“Momentum reformasi kebijakan subsidi energi harus segera dipercepat di semester dua ini. Sebab, ini akan membuat perubahan drastis kebijakan subsidi energi,” kata Ekonom INDEF Abra Talattov saat dikonfirmasi, Rabu, 21 September 2022.
Dia melihat momen ini akan menimbulkan beberapa implikasi, seperti inflasi meski sifatnya temporer, serta resistensi dari masyarakat terhadap kebijakan baru. Sekaligus, kemungkinan untuk evaluasi.
"Jadi, ketika dampak negatifnya cukup luas dan besar, pemerintah bisa melakukan penyesuaian atau penyempurnaan kebijakan,” ujar Abra.
Baca: Pengalihan Subsidi BBM Dinilai Terobosan Jitu |
Di sisi lain, dia melihat APBN semester I/2022 yang surplus memperkuat argumen reformasi subsidi energi. Sebab, jika terjadi risiko, dapat diredam dengan fleksibilitas APBN.
“Saya pikir momentum tepat adalah di tahun ini dibanding tahun depan saat defisit APBN tidak bisa lagi di atas 3 persen dari PDB. Jika ternyata ada ekses negatif dari kebijakan transformasi subsidi energi, pemerintah masih bisa meredamnya,” kata Abra.

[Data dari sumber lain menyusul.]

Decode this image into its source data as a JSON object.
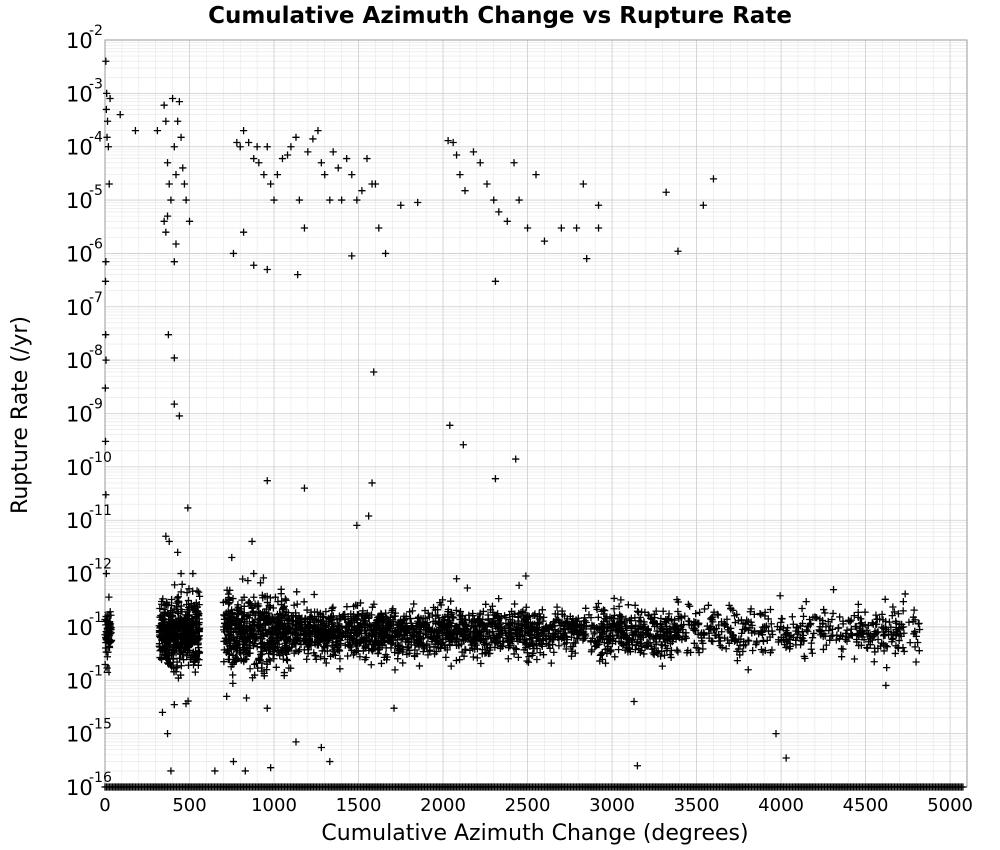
{
  "chart_data": {
    "type": "scatter",
    "title": "Cumulative Azimuth Change vs Rupture Rate",
    "xlabel": "Cumulative Azimuth Change (degrees)",
    "ylabel": "Rupture Rate (/yr)",
    "xlim": [
      0,
      5100
    ],
    "ylim": [
      1e-16,
      0.01
    ],
    "yscale": "log",
    "grid": true,
    "marker": "plus",
    "marker_color": "#000000",
    "x_ticks": [
      "0",
      "500",
      "1000",
      "1500",
      "2000",
      "2500",
      "3000",
      "3500",
      "4000",
      "4500",
      "5000"
    ],
    "y_ticks": [
      {
        "base": "10",
        "exp": "-16"
      },
      {
        "base": "10",
        "exp": "-15"
      },
      {
        "base": "10",
        "exp": "-14"
      },
      {
        "base": "10",
        "exp": "-13"
      },
      {
        "base": "10",
        "exp": "-12"
      },
      {
        "base": "10",
        "exp": "-11"
      },
      {
        "base": "10",
        "exp": "-10"
      },
      {
        "base": "10",
        "exp": "-9"
      },
      {
        "base": "10",
        "exp": "-8"
      },
      {
        "base": "10",
        "exp": "-7"
      },
      {
        "base": "10",
        "exp": "-6"
      },
      {
        "base": "10",
        "exp": "-5"
      },
      {
        "base": "10",
        "exp": "-4"
      },
      {
        "base": "10",
        "exp": "-3"
      },
      {
        "base": "10",
        "exp": "-2"
      }
    ],
    "series": [
      {
        "values": [
          [
            5,
            0.004
          ],
          [
            10,
            0.001
          ],
          [
            15,
            0.0003
          ],
          [
            20,
            0.0001
          ],
          [
            25,
            2e-05
          ],
          [
            30,
            0.0008
          ],
          [
            8,
            0.0005
          ],
          [
            12,
            0.00015
          ],
          [
            5,
            7e-07
          ],
          [
            3,
            3e-07
          ],
          [
            4,
            3e-08
          ],
          [
            6,
            1e-08
          ],
          [
            2,
            3e-09
          ],
          [
            3,
            3e-10
          ],
          [
            5,
            3e-11
          ],
          [
            8,
            1e-12
          ],
          [
            90,
            0.0004
          ],
          [
            180,
            0.0002
          ],
          [
            310,
            0.0002
          ],
          [
            350,
            0.0006
          ],
          [
            360,
            0.0003
          ],
          [
            370,
            5e-05
          ],
          [
            380,
            2e-05
          ],
          [
            390,
            1e-05
          ],
          [
            400,
            0.0008
          ],
          [
            410,
            0.0001
          ],
          [
            420,
            3e-05
          ],
          [
            430,
            0.0003
          ],
          [
            440,
            0.0007
          ],
          [
            450,
            0.00015
          ],
          [
            460,
            4e-05
          ],
          [
            470,
            2e-05
          ],
          [
            480,
            1e-05
          ],
          [
            500,
            4e-06
          ],
          [
            350,
            4e-06
          ],
          [
            360,
            2.5e-06
          ],
          [
            370,
            5e-06
          ],
          [
            420,
            1.5e-06
          ],
          [
            410,
            7e-07
          ],
          [
            375,
            3e-08
          ],
          [
            410,
            1.1e-08
          ],
          [
            410,
            1.5e-09
          ],
          [
            440,
            9e-10
          ],
          [
            490,
            1.7e-11
          ],
          [
            360,
            5e-12
          ],
          [
            380,
            4e-12
          ],
          [
            430,
            2.5e-12
          ],
          [
            520,
            1e-12
          ],
          [
            450,
            1e-12
          ],
          [
            780,
            0.00012
          ],
          [
            800,
            0.0001
          ],
          [
            820,
            0.0002
          ],
          [
            850,
            0.00012
          ],
          [
            880,
            6e-05
          ],
          [
            900,
            0.0001
          ],
          [
            910,
            5e-05
          ],
          [
            940,
            3e-05
          ],
          [
            960,
            0.0001
          ],
          [
            980,
            2e-05
          ],
          [
            1000,
            1e-05
          ],
          [
            1020,
            3e-05
          ],
          [
            1050,
            6e-05
          ],
          [
            1080,
            7e-05
          ],
          [
            1100,
            0.0001
          ],
          [
            1130,
            0.00015
          ],
          [
            1150,
            1e-05
          ],
          [
            1180,
            3e-06
          ],
          [
            1200,
            8e-05
          ],
          [
            1230,
            0.00014
          ],
          [
            1260,
            0.0002
          ],
          [
            1280,
            5e-05
          ],
          [
            1300,
            3e-05
          ],
          [
            1330,
            1e-05
          ],
          [
            1350,
            8e-05
          ],
          [
            1380,
            4e-05
          ],
          [
            1400,
            1e-05
          ],
          [
            1430,
            6e-05
          ],
          [
            1460,
            3e-05
          ],
          [
            1490,
            1e-05
          ],
          [
            1520,
            1.5e-05
          ],
          [
            1550,
            6e-05
          ],
          [
            1580,
            2e-05
          ],
          [
            1600,
            2e-05
          ],
          [
            1620,
            3e-06
          ],
          [
            1660,
            1e-06
          ],
          [
            760,
            1e-06
          ],
          [
            820,
            2.5e-06
          ],
          [
            880,
            6e-07
          ],
          [
            960,
            5e-07
          ],
          [
            1140,
            4e-07
          ],
          [
            1460,
            9e-07
          ],
          [
            1590,
            6e-09
          ],
          [
            960,
            5.5e-11
          ],
          [
            1180,
            4e-11
          ],
          [
            1580,
            5e-11
          ],
          [
            1490,
            8e-12
          ],
          [
            1560,
            1.2e-11
          ],
          [
            870,
            4e-12
          ],
          [
            750,
            2e-12
          ],
          [
            880,
            1e-12
          ],
          [
            2030,
            0.00013
          ],
          [
            2060,
            0.00012
          ],
          [
            2080,
            7e-05
          ],
          [
            2100,
            3e-05
          ],
          [
            2130,
            1.5e-05
          ],
          [
            2180,
            8e-05
          ],
          [
            2220,
            5e-05
          ],
          [
            2260,
            2e-05
          ],
          [
            2300,
            1e-05
          ],
          [
            2330,
            6e-06
          ],
          [
            2380,
            4e-06
          ],
          [
            2420,
            5e-05
          ],
          [
            2450,
            1e-05
          ],
          [
            2500,
            3e-06
          ],
          [
            2550,
            3e-05
          ],
          [
            2600,
            1.7e-06
          ],
          [
            2700,
            3e-06
          ],
          [
            2790,
            3e-06
          ],
          [
            2830,
            2e-05
          ],
          [
            2850,
            8e-07
          ],
          [
            2920,
            3e-06
          ],
          [
            2920,
            8e-06
          ],
          [
            2310,
            3e-07
          ],
          [
            2040,
            6e-10
          ],
          [
            2120,
            2.6e-10
          ],
          [
            2430,
            1.4e-10
          ],
          [
            2310,
            6e-11
          ],
          [
            2080,
            8e-13
          ],
          [
            2450,
            6e-13
          ],
          [
            2490,
            9e-13
          ],
          [
            1750,
            8e-06
          ],
          [
            1850,
            9e-06
          ],
          [
            3320,
            1.4e-05
          ],
          [
            3540,
            8e-06
          ],
          [
            3600,
            2.5e-05
          ],
          [
            3390,
            1.1e-06
          ],
          [
            720,
            5e-15
          ],
          [
            960,
            3e-15
          ],
          [
            1130,
            7e-16
          ],
          [
            1280,
            5.5e-16
          ],
          [
            1330,
            3e-16
          ],
          [
            1710,
            3e-15
          ],
          [
            3130,
            4e-15
          ],
          [
            3150,
            2.5e-16
          ],
          [
            3970,
            1e-15
          ],
          [
            4030,
            3.5e-16
          ],
          [
            4620,
            8e-15
          ],
          [
            340,
            2.5e-15
          ],
          [
            370,
            1e-15
          ],
          [
            410,
            3.5e-15
          ],
          [
            650,
            2e-16
          ],
          [
            760,
            3e-16
          ],
          [
            980,
            2.3e-16
          ],
          [
            830,
            2e-16
          ],
          [
            390,
            2e-16
          ]
        ]
      }
    ],
    "dense_band": {
      "center": 8e-14,
      "x_range": [
        0,
        4830
      ],
      "clusters": [
        [
          0,
          40
        ],
        [
          320,
          560
        ],
        [
          700,
          1100
        ],
        [
          1100,
          1800
        ],
        [
          1800,
          2600
        ],
        [
          2600,
          3400
        ],
        [
          3400,
          4830
        ]
      ]
    },
    "floor_points": {
      "y": 1e-16,
      "x_range": [
        0,
        5080
      ]
    }
  }
}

Intinya, kata dia, pemerintah mesti mengkaji besaran subsidi. Termasuk seberapa besar efisiensi yang diciptakan dari perubahan kebijakan subsidi energi.

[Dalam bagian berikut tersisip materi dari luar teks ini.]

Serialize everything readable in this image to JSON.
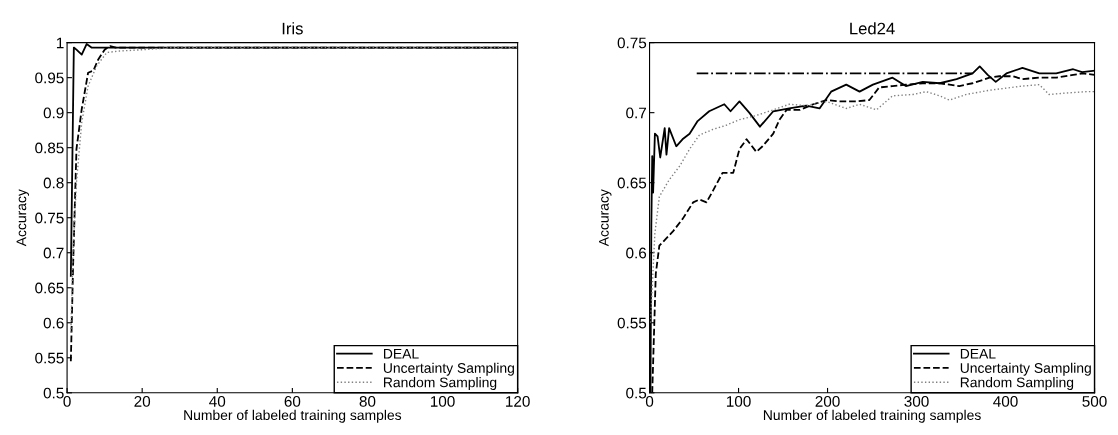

Perspektif senada disampaikan Ekonom LPEM FEB UI Teuku Riefky. Ia menilai saat ini momentum tepat melakukan reformasi fiskal, terutama subsidi BBM.

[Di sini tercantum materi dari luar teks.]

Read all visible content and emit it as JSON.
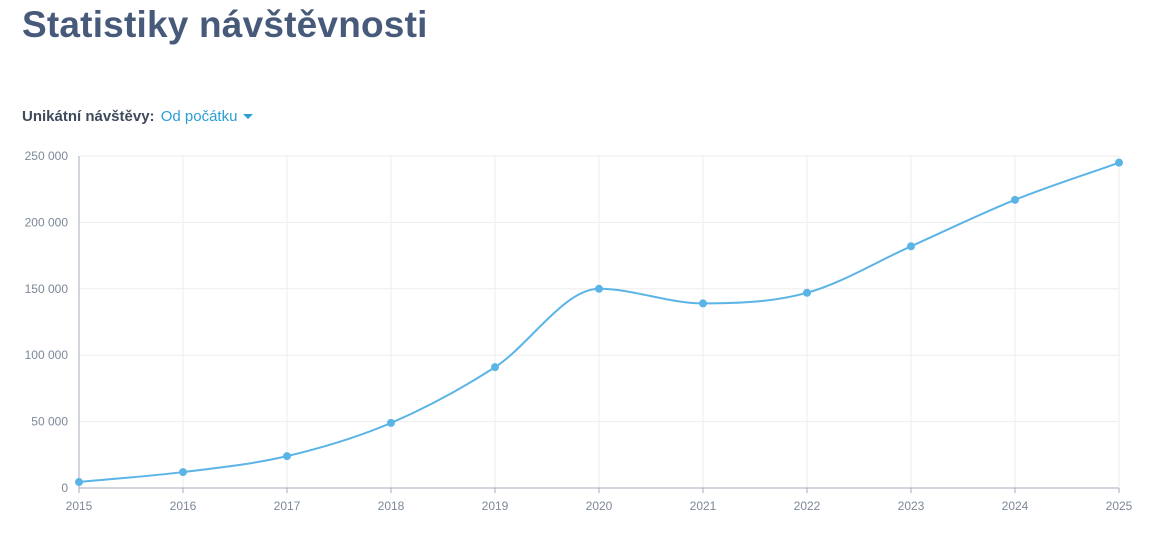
{
  "header": {
    "title": "Statistiky návštěvnosti"
  },
  "filter": {
    "label": "Unikátní návštěvy:",
    "selected": "Od počátku"
  },
  "colors": {
    "line": "#5bb4e6",
    "point": "#5bb4e6",
    "grid": "#eeeeee",
    "axis": "#a5adba",
    "title": "#475a7a",
    "accent": "#2a9fd6"
  },
  "chart_data": {
    "type": "line",
    "title": "",
    "xlabel": "",
    "ylabel": "",
    "x": [
      "2015",
      "2016",
      "2017",
      "2018",
      "2019",
      "2020",
      "2021",
      "2022",
      "2023",
      "2024",
      "2025"
    ],
    "series": [
      {
        "values": [
          4500,
          12000,
          24000,
          49000,
          91000,
          150000,
          139000,
          147000,
          182000,
          217000,
          245000
        ]
      }
    ],
    "ylim": [
      0,
      250000
    ],
    "yticks": [
      0,
      50000,
      100000,
      150000,
      200000,
      250000
    ],
    "ytick_labels": [
      "0",
      "50 000",
      "100 000",
      "150 000",
      "200 000",
      "250 000"
    ],
    "grid": true,
    "curve": "smooth",
    "legend": "none"
  }
}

Indonesia, kata dia, telah tiba di ujung pandemi dan situasi saat ini juga belum terlalu jauh memasuki tahun politik. Dengan demikian, ongkos politiknya masih tidak sebesar jika ditunda ke tahun berikutnya.
“Dalam arti lebih banyak yang perlu dinegosiasi dan perlu banyak mendapatkan dukungan politik dari sisi mana pun,” kata Riefky.